THE THIRD AND FINAL MARRIAGE
Her second husband passed away in 1952. She married William Vincent Astor in October 1953, 11 months after the death of her second husband. This marriage was her third and final marriage. Her third husband Astor was the last remaining affluent member of the wealthy Astor family. He was the Chairman of the board of the Newsweek magazine. Brooke successfully took care of her third and final husband who happened to have experienced a terrible childhood and thereby had developed a difficult personality over the years. It was also his third marriage. He had also married twice earlier but was childless.
Brooke remained very active during the period of her third marriage and began participating in their real estate and hotel businesses. She also initiated her philanthropic works as well. She completely renovated Hotel St. Regis between 1954 and 1958, built by her father-in-law. Vincent Astor died in 1959 leaving all his fortunes in the name of Brooke. She also became the President of the Vincent Astor Foundation. Armed with loads of inherited property, Brooke accelerated her philanthropic endeavors and started to distribute around 100 grants each year to different charitable organizations including shelter homes, civic works, and institutions engaged in cultural activities.
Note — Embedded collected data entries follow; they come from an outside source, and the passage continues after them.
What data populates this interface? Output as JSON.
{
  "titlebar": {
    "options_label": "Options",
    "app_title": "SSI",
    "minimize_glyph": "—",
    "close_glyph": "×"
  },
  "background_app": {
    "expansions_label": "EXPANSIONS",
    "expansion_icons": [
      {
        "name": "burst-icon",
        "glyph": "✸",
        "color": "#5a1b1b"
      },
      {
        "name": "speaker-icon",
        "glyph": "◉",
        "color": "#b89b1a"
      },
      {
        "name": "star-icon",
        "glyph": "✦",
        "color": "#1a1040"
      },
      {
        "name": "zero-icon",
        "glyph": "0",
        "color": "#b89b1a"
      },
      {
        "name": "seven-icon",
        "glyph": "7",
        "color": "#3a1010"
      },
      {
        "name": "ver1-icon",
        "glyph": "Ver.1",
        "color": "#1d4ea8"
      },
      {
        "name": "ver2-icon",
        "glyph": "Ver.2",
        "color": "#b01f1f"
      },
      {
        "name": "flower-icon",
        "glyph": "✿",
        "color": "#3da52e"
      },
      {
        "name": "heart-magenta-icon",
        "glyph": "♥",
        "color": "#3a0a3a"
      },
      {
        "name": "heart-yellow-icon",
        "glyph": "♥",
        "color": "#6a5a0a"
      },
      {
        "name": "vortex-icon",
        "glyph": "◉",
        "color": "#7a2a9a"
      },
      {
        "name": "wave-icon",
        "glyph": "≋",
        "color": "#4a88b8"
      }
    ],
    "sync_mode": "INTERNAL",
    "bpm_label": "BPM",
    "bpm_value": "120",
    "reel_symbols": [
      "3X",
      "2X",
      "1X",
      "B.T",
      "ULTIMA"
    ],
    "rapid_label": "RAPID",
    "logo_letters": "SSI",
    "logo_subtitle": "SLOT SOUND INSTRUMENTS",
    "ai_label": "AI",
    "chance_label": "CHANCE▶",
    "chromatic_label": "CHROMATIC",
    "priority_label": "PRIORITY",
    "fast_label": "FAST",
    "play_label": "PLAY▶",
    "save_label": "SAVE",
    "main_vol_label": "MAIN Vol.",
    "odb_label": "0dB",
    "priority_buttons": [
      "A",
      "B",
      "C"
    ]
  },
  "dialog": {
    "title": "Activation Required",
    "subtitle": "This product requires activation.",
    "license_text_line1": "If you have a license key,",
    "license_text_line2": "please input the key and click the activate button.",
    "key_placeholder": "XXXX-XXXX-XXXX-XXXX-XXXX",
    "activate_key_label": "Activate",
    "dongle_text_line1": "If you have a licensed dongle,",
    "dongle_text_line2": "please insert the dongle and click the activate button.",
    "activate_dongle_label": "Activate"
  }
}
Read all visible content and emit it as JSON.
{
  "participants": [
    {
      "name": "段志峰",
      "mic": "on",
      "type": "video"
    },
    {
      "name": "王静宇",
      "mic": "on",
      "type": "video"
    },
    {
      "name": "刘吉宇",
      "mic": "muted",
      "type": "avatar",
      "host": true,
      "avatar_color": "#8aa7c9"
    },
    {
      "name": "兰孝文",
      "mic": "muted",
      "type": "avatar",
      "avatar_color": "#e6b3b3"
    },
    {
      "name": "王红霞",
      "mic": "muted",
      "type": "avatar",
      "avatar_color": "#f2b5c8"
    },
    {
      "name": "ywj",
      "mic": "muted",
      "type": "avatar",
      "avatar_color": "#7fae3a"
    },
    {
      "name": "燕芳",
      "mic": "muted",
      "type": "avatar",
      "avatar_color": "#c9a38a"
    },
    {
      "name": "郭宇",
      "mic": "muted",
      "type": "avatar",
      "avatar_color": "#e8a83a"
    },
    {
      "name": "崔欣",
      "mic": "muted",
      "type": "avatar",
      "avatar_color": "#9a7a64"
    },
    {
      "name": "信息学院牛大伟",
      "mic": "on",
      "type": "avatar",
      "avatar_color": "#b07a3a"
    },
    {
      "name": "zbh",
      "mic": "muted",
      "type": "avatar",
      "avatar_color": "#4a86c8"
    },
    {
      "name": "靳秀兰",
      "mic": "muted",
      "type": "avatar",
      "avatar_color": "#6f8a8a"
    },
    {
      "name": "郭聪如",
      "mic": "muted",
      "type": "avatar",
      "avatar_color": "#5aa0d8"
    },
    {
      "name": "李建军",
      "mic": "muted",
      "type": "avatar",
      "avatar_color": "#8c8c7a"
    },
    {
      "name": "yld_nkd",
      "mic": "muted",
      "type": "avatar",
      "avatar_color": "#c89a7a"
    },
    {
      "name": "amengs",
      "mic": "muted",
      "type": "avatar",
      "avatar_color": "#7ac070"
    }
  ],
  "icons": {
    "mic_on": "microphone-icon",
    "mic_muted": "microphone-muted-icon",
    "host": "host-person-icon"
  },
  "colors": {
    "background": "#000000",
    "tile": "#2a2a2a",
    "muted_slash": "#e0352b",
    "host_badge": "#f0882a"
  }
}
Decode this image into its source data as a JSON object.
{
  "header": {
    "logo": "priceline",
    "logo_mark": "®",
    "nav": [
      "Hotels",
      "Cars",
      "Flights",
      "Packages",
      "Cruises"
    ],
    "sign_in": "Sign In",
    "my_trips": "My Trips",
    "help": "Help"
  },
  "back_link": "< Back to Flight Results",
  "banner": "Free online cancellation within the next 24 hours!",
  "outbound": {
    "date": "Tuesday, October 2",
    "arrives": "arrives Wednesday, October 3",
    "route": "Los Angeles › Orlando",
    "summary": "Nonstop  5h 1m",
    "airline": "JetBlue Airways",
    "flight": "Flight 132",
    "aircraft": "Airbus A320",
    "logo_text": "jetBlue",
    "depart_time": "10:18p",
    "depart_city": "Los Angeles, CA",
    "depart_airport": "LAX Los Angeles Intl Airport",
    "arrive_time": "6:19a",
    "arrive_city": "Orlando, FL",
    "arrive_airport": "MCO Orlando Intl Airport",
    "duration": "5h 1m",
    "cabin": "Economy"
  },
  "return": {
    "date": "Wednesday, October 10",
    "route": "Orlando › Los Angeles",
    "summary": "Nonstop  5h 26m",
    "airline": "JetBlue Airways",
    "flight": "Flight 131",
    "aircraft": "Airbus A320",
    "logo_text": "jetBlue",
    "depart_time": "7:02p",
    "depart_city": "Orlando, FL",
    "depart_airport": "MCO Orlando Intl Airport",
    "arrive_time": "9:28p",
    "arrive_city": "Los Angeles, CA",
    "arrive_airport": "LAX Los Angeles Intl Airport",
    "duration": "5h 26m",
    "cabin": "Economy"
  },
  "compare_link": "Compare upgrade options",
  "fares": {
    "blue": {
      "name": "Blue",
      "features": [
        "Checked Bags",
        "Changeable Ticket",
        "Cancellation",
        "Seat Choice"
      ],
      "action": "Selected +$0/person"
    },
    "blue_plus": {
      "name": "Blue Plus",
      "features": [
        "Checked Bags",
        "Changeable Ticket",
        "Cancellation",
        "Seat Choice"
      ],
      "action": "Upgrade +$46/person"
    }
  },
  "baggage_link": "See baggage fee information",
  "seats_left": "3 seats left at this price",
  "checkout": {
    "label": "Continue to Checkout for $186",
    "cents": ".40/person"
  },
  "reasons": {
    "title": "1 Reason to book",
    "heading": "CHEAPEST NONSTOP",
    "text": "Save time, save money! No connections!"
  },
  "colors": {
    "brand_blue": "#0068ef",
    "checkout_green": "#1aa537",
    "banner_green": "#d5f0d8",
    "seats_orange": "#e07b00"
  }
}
Having inherited a fortune after Vincent Astor’s death, Brooke continued to serve humanity by way of donations to various charitable and philanthropic institutions. She catered to the cause of the people serving the homeless, assisted in building parks and recreational facilities in housing projects and contributed generously to the cause of developing institutions such as the Metropolitan Museum of Art, New York Public Library and the Bronx Zoo. During the 35 long years she served as the President of the Vincent Astor Foundation, she donated almost a staggering amount of $195 million to the cause of the common people.
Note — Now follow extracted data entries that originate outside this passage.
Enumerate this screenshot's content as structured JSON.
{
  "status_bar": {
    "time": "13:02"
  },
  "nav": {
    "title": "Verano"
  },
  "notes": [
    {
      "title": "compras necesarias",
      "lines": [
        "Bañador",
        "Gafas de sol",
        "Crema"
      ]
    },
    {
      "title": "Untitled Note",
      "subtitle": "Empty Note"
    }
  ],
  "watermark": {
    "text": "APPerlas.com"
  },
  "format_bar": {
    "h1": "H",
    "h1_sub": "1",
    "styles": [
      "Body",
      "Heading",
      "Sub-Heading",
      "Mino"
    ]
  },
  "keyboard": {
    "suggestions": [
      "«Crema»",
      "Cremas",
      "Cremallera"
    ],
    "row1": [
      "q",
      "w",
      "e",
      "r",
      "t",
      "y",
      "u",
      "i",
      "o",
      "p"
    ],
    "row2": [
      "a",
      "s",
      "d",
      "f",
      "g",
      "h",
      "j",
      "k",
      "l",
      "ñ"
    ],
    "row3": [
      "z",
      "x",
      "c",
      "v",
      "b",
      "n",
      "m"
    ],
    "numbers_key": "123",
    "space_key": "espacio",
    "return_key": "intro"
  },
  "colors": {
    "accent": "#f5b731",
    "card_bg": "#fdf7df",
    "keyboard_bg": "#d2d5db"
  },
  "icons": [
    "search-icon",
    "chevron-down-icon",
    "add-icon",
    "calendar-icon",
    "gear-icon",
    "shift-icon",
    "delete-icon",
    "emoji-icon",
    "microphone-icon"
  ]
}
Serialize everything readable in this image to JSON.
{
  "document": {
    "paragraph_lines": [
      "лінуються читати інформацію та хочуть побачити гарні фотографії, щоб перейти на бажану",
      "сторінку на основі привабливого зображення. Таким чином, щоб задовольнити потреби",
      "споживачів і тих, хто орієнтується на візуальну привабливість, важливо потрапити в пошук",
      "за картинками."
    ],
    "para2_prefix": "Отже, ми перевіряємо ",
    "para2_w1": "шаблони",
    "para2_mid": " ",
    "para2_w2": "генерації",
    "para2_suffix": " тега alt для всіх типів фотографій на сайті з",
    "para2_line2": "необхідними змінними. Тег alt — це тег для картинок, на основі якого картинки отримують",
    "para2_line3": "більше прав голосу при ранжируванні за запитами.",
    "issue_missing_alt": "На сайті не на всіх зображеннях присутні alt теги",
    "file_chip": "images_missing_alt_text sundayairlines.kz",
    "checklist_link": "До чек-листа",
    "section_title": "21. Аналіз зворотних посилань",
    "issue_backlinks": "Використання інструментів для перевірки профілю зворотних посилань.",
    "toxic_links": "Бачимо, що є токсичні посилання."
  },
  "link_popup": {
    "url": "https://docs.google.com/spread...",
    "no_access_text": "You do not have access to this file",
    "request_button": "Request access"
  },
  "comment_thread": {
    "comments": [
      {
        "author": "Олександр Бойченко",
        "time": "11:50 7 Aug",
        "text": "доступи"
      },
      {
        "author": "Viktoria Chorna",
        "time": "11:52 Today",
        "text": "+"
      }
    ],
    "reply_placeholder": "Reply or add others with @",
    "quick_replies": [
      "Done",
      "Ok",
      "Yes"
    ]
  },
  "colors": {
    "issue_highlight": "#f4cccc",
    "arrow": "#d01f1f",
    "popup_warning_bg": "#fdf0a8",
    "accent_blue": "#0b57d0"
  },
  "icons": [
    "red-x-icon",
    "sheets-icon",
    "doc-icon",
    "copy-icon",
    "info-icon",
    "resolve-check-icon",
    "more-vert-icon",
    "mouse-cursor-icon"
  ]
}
Brooke excelled in her role as an author as well. Two of her fictional works ‘The Bluebird is at Home’ (1965) and ‘The Last Blossom on the Plum Tree’ (1986) chronicled her experience of life in an environment of the elite upper-class society. She also authored two autobiographical works viz., ‘Patchwork Child’ (1962) and ‘Footprints’ (1980), where she described her journey of life during her youthful days and depicted her experience as a philanthropist and socialite.
She had the good fortune of receiving many honors and awards during her lifetime including the Presidential Citizens Medal in 1988 and the Presidential Medal of Freedom in 1998.
She breathed her last at the age of 105 on August 13, 2007, at her home in Briarcliff Manor, New York after suffering from pneumonia. She was laid to rest in the Sleepy Hollow Cemetery beside the grave of her third and final husband Vincent Astor.